Yeah, may I just supplement? We benefit from number one, number two positions, and most of the markets that we participate in, that 80% recurring revenue base that Steve mentioned. We have 7% organic growth each quarter. Now for, I think, it's six consecutive quarters there, which has really helped us with it. Just to remind everyone, our guidance for 2023 is 5.5% to 6%, in regards to total organic growth. And what we refer to as our Big Three segments of legal, corporates, and tax is 6.5% to 7%. And our EBITDA margin for 2023 guidance is approximately 39%.

Thank you, Mike. We're gonna break down a bit the discussion also on the different segments. But before I do that, maybe we can talk a little bit about the drivers that allow you to get that 7%, if you can break it down in terms of price and subscription. I mean, you have a high recurring business, and usually it's hard to and I worked before in companies that have a high subscription basis or high recurring basis. It's hard to get pricing leverage. Help us understand the pricing and subscriber growth rates to get to that 7%.

Sure. I'll break it down into several pieces. First, with the retention, overall, it's 91% for total Thomson Reuters. That certainly varies by segment, with some lower or some much higher. If you think about the highest retention, our Westlaw product, 95%-96% retention for us. We have lower retention with our smaller clients, and Steve mentioned the work that we're doing on the end-to-end customer experience. We have a lot of optimism. We can continue to improve our overall retention. One percentage point of retention is a little over $50 million of annual revenue for us. So retention is really important. And in the next 12 months, you'll hear more and more about NRR. We're pivoting from kind of traditional revenue-based retention to NRR. We started with our corporate segment there. Second, in regards to pricing, it does vary, once again, by segment and subsegment.

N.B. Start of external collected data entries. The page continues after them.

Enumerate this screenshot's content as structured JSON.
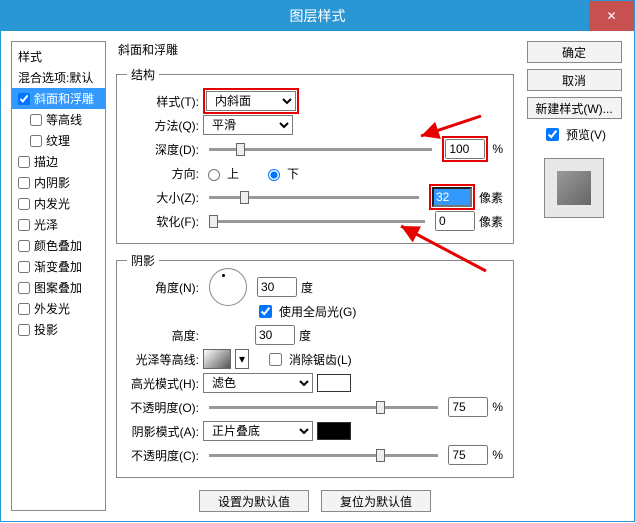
{
  "window": {
    "title": "图层样式"
  },
  "close_icon": "✕",
  "sidebar": {
    "header": "样式",
    "blend": "混合选项:默认",
    "bevel": "斜面和浮雕",
    "contour": "等高线",
    "texture": "纹理",
    "stroke": "描边",
    "inner_shadow": "内阴影",
    "inner_glow": "内发光",
    "satin": "光泽",
    "color_overlay": "颜色叠加",
    "grad_overlay": "渐变叠加",
    "pattern_overlay": "图案叠加",
    "outer_glow": "外发光",
    "drop_shadow": "投影"
  },
  "bevel": {
    "section_title": "斜面和浮雕",
    "structure_title": "结构",
    "style_label": "样式(T):",
    "style_value": "内斜面",
    "technique_label": "方法(Q):",
    "technique_value": "平滑",
    "depth_label": "深度(D):",
    "depth_value": "100",
    "pct": "%",
    "direction_label": "方向:",
    "up": "上",
    "down": "下",
    "size_label": "大小(Z):",
    "size_value": "32",
    "px": "像素",
    "soften_label": "软化(F):",
    "soften_value": "0",
    "shade_title": "阴影",
    "angle_label": "角度(N):",
    "angle_value": "30",
    "deg": "度",
    "global_light": "使用全局光(G)",
    "altitude_label": "高度:",
    "altitude_value": "30",
    "gloss_label": "光泽等高线:",
    "antialias": "消除锯齿(L)",
    "highlight_mode_label": "高光模式(H):",
    "highlight_mode_value": "滤色",
    "highlight_op_label": "不透明度(O):",
    "highlight_op_value": "75",
    "shadow_mode_label": "阴影模式(A):",
    "shadow_mode_value": "正片叠底",
    "shadow_op_label": "不透明度(C):",
    "shadow_op_value": "75",
    "make_default": "设置为默认值",
    "reset_default": "复位为默认值"
  },
  "buttons": {
    "ok": "确定",
    "cancel": "取消",
    "new_style": "新建样式(W)...",
    "preview": "预览(V)"
  }
}
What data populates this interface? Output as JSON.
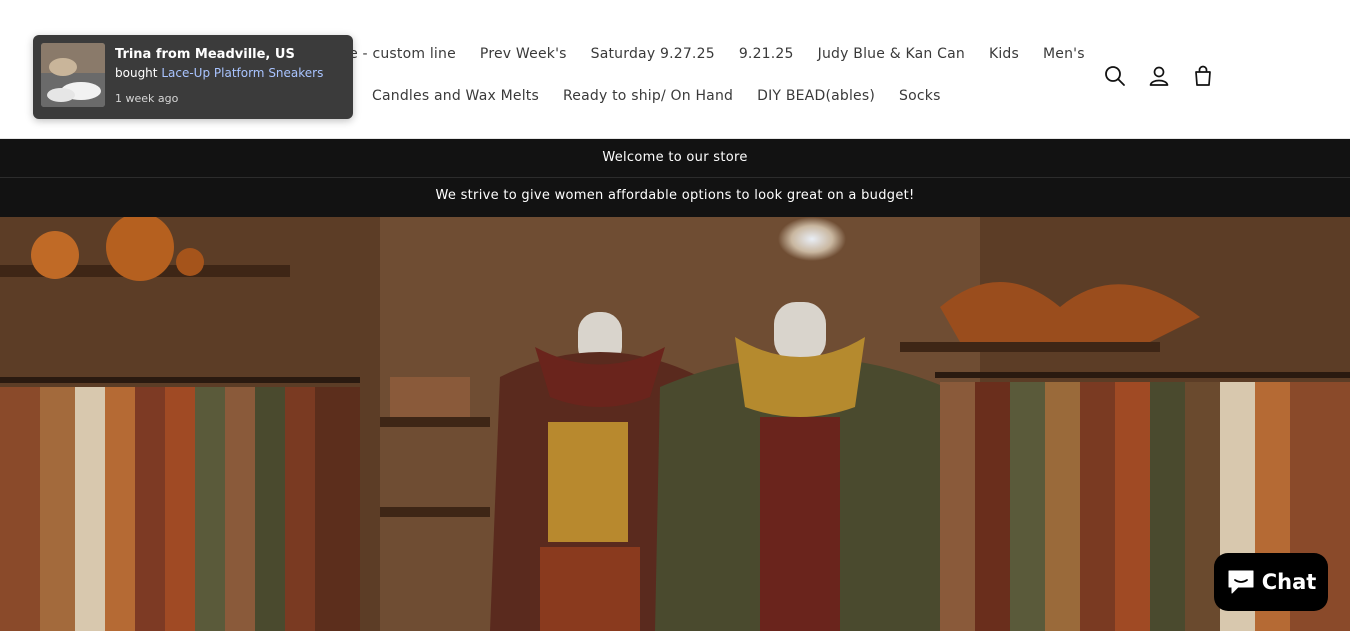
{
  "nav": {
    "row1": [
      "ue - custom line",
      "Prev Week's",
      "Saturday 9.27.25",
      "9.21.25",
      "Judy Blue & Kan Can",
      "Kids",
      "Men's"
    ],
    "row2": [
      "Candles and Wax Melts",
      "Ready to ship/ On Hand",
      "DIY BEAD(ables)",
      "Socks"
    ]
  },
  "header_icons": [
    "search-icon",
    "account-icon",
    "cart-icon"
  ],
  "announcements": {
    "welcome": "Welcome to our store",
    "tagline": "We strive to give women affordable options to look great on a budget!"
  },
  "popup": {
    "who": "Trina from Meadville, US",
    "bought_prefix": "bought",
    "product": "Lace-Up Platform Sneakers",
    "when": "1 week ago"
  },
  "chat": {
    "label": "Chat"
  },
  "colors": {
    "bar": "#121212",
    "popup_bg": "#3b3b3b",
    "link": "#a9c4ff",
    "chat_bg": "#000000"
  }
}
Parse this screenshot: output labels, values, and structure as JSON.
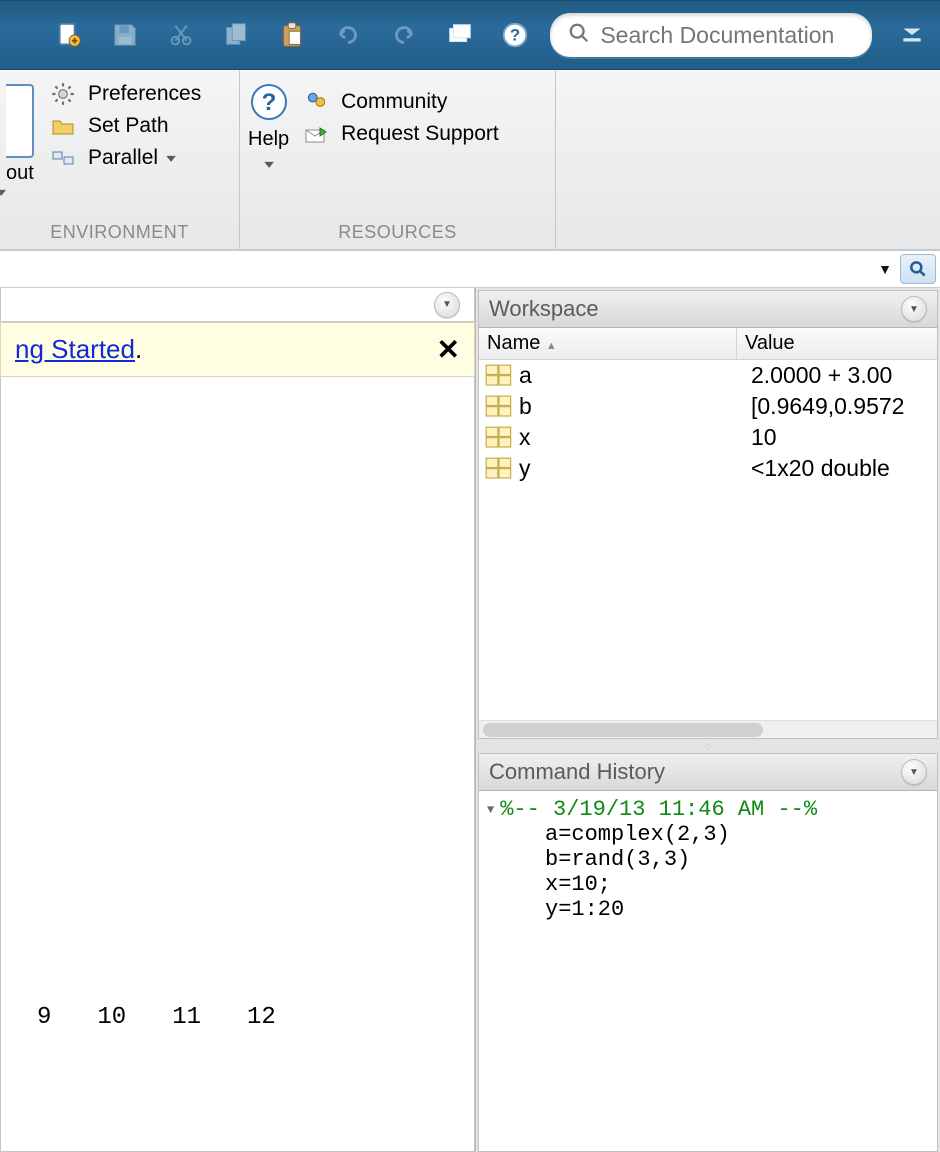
{
  "toolbar": {
    "search_placeholder": "Search Documentation"
  },
  "ribbon": {
    "environment": {
      "partial_button": "out",
      "preferences": "Preferences",
      "set_path": "Set Path",
      "parallel": "Parallel",
      "title": "ENVIRONMENT"
    },
    "resources": {
      "help": "Help",
      "community": "Community",
      "request_support": "Request Support",
      "title": "RESOURCES"
    }
  },
  "getting_started": {
    "link_text": "ng Started",
    "period": "."
  },
  "command_window_numbers": [
    "9",
    "10",
    "11",
    "12"
  ],
  "workspace": {
    "title": "Workspace",
    "col_name": "Name",
    "col_value": "Value",
    "vars": [
      {
        "name": "a",
        "value": "2.0000 + 3.00"
      },
      {
        "name": "b",
        "value": "[0.9649,0.9572"
      },
      {
        "name": "x",
        "value": "10"
      },
      {
        "name": "y",
        "value": "<1x20 double"
      }
    ]
  },
  "command_history": {
    "title": "Command History",
    "date": "%-- 3/19/13 11:46 AM --%",
    "lines": [
      "a=complex(2,3)",
      "b=rand(3,3)",
      "x=10;",
      "y=1:20"
    ]
  }
}
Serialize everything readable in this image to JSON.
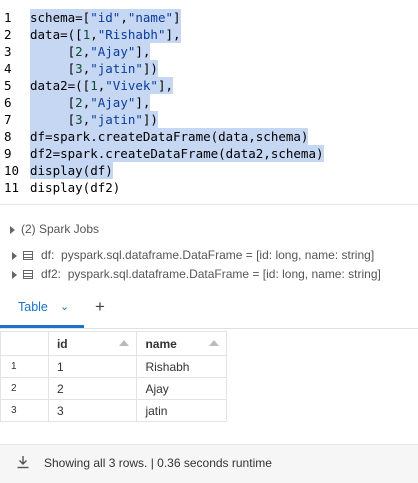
{
  "code": {
    "lines": [
      {
        "n": "1",
        "text": "schema=[\"id\",\"name\"]",
        "selected": true
      },
      {
        "n": "2",
        "text": "data=([1,\"Rishabh\"],",
        "selected": true
      },
      {
        "n": "3",
        "text": "     [2,\"Ajay\"],",
        "selected": true
      },
      {
        "n": "4",
        "text": "     [3,\"jatin\"])",
        "selected": true
      },
      {
        "n": "5",
        "text": "data2=([1,\"Vivek\"],",
        "selected": true
      },
      {
        "n": "6",
        "text": "     [2,\"Ajay\"],",
        "selected": true
      },
      {
        "n": "7",
        "text": "     [3,\"jatin\"])",
        "selected": true
      },
      {
        "n": "8",
        "text": "df=spark.createDataFrame(data,schema)",
        "selected": true
      },
      {
        "n": "9",
        "text": "df2=spark.createDataFrame(data2,schema)",
        "selected": true
      },
      {
        "n": "10",
        "text": "display(df)",
        "selected": true
      },
      {
        "n": "11",
        "text": "display(df2)",
        "selected": false
      }
    ]
  },
  "jobs": {
    "label": "(2) Spark Jobs",
    "results": [
      {
        "var": "df:",
        "desc": "pyspark.sql.dataframe.DataFrame = [id: long, name: string]"
      },
      {
        "var": "df2:",
        "desc": "pyspark.sql.dataframe.DataFrame = [id: long, name: string]"
      }
    ]
  },
  "tabs": {
    "active": "Table",
    "chevron": "⌄",
    "add": "+"
  },
  "table": {
    "headers": [
      "id",
      "name"
    ],
    "rows": [
      {
        "index": "1",
        "id": "1",
        "name": "Rishabh"
      },
      {
        "index": "2",
        "id": "2",
        "name": "Ajay"
      },
      {
        "index": "3",
        "id": "3",
        "name": "jatin"
      }
    ]
  },
  "footer": {
    "icon": "download-icon",
    "status": "Showing all 3 rows.  |  0.36 seconds runtime"
  },
  "colors": {
    "selection": "#c5d7f3",
    "accent": "#1a73c7"
  }
}
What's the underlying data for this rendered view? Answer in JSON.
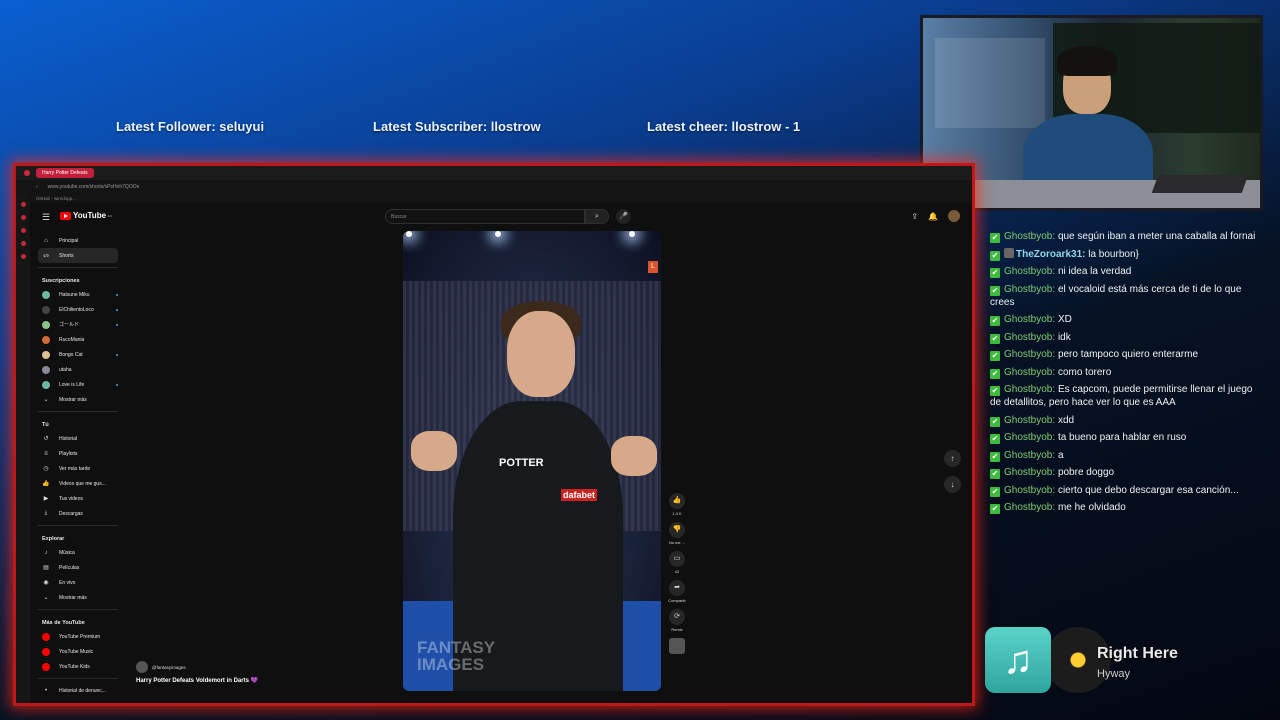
{
  "overlay": {
    "latest_follower": "Latest Follower: seluyui",
    "latest_subscriber": "Latest Subscriber: llostrow",
    "latest_cheer": "Latest cheer: llostrow - 1"
  },
  "browser": {
    "tab_title": "Harry Potter Defeats",
    "url": "www.youtube.com/shorts/sPsHeh7QOOs",
    "bookmark": "GitHub - wiredopp..."
  },
  "youtube": {
    "logo_text": "YouTube",
    "logo_region": "ES",
    "search_placeholder": "Buscar",
    "sidebar": {
      "main": [
        {
          "label": "Principal",
          "icon": "home-icon"
        },
        {
          "label": "Shorts",
          "icon": "shorts-icon"
        }
      ],
      "subs_header": "Suscripciones",
      "subs": [
        {
          "label": "Hatsune Miku",
          "color": "#6fb7a9"
        },
        {
          "label": "ElChilientoLoco",
          "color": "#444444"
        },
        {
          "label": "ゴールド",
          "color": "#8bc38b"
        },
        {
          "label": "RucoMania",
          "color": "#d26b3a"
        },
        {
          "label": "Bongo Cat",
          "color": "#e0c090"
        },
        {
          "label": "utaha",
          "color": "#888899"
        },
        {
          "label": "Love is Life",
          "color": "#6fb7a9"
        }
      ],
      "show_more": "Mostrar más",
      "you_header": "Tú",
      "you": [
        {
          "label": "Historial",
          "icon": "history-icon"
        },
        {
          "label": "Playlists",
          "icon": "playlist-icon"
        },
        {
          "label": "Ver más tarde",
          "icon": "clock-icon"
        },
        {
          "label": "Videos que me gus...",
          "icon": "like-icon"
        },
        {
          "label": "Tus videos",
          "icon": "video-icon"
        },
        {
          "label": "Descargas",
          "icon": "download-icon"
        }
      ],
      "explore_header": "Explorar",
      "explore": [
        {
          "label": "Música",
          "icon": "music-icon"
        },
        {
          "label": "Películas",
          "icon": "film-icon"
        },
        {
          "label": "En vivo",
          "icon": "live-icon"
        },
        {
          "label": "Mostrar más",
          "icon": "chevron-down-icon"
        }
      ],
      "more_header": "Más de YouTube",
      "more": [
        {
          "label": "YouTube Premium",
          "color": "#ff0000"
        },
        {
          "label": "YouTube Music",
          "color": "#ff0000"
        },
        {
          "label": "YouTube Kids",
          "color": "#ff0000"
        }
      ],
      "report": "Historial de denunc..."
    },
    "short": {
      "watermark": "FANTASY IMAGES",
      "jersey": "POTTER",
      "sponsor": "dafabet",
      "badge": "L"
    },
    "actions": {
      "likes": "1.3 K",
      "dislike": "No me ...",
      "comments": "42",
      "share": "Compartir",
      "remix": "Remix"
    },
    "channel": "@fantasyimages",
    "title": "Harry Potter Defeats Voldemort in Darts 💜"
  },
  "chat": [
    {
      "user": "Ghostbyob",
      "text": "que según iban a meter una caballa al fornai"
    },
    {
      "user": "TheZoroark31",
      "text": "la bourbon}",
      "alt": true
    },
    {
      "user": "Ghostbyob",
      "text": "ni idea la verdad"
    },
    {
      "user": "Ghostbyob",
      "text": "el vocaloid está más cerca de ti de lo que crees"
    },
    {
      "user": "Ghostbyob",
      "text": "XD"
    },
    {
      "user": "Ghostbyob",
      "text": "idk"
    },
    {
      "user": "Ghostbyob",
      "text": "pero tampoco quiero enterarme"
    },
    {
      "user": "Ghostbyob",
      "text": "como torero"
    },
    {
      "user": "Ghostbyob",
      "text": "Es capcom, puede permitirse llenar el juego de detallitos, pero hace ver lo que es AAA"
    },
    {
      "user": "Ghostbyob",
      "text": "xdd"
    },
    {
      "user": "Ghostbyob",
      "text": "ta bueno para hablar en ruso"
    },
    {
      "user": "Ghostbyob",
      "text": "a"
    },
    {
      "user": "Ghostbyob",
      "text": "pobre doggo"
    },
    {
      "user": "Ghostbyob",
      "text": "cierto que debo descargar esa canción..."
    },
    {
      "user": "Ghostbyob",
      "text": "me he olvidado"
    }
  ],
  "now_playing": {
    "title": "Right Here",
    "artist": "Hyway"
  }
}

The highest, consistent price increases have been within our tax and accounting professionals' business, historically around 5%. Our corporate segment, it's been around 3%, legal in the 2% range. So overall, you're looking at 2.5%-3%, historically, on price. As we look at 2023, we think we will see a step up, in the price, overall pricing for total Thomson Reuters and some price lift for each of our segments. The third item I would mention would be cross-sell and upsell. I think we do a really good job on the upsell. The cross-sell area that you've heard us talk about in prior conferences and earnings calls, we still have a lot of runway, in regards to cross-sell. And then the fourth item is new customers or new logos.

The area that we've done the best there is with our Latin America business that you've heard us discuss in regards to Domínio, which is a tax business. But, Steve, anything to add?

Steve Hasker
President and CEO, Thomson Reuters

No, I think we've been prudent over time about price increases, and we've been very deliberate about coupling them with improvements to our products, and one of the things that we set out as part of our sort of objectives of the change program and beyond was to become the most innovative company in business information services. So as we think about the sort of peer set that we like to compare ourselves to, we wanna make sure that our product and engineering teams are putting out new features, new functionality, brand new products, at a faster rate, more iterative, and meeting or exceeding customer needs at every turn. That then flows through to price.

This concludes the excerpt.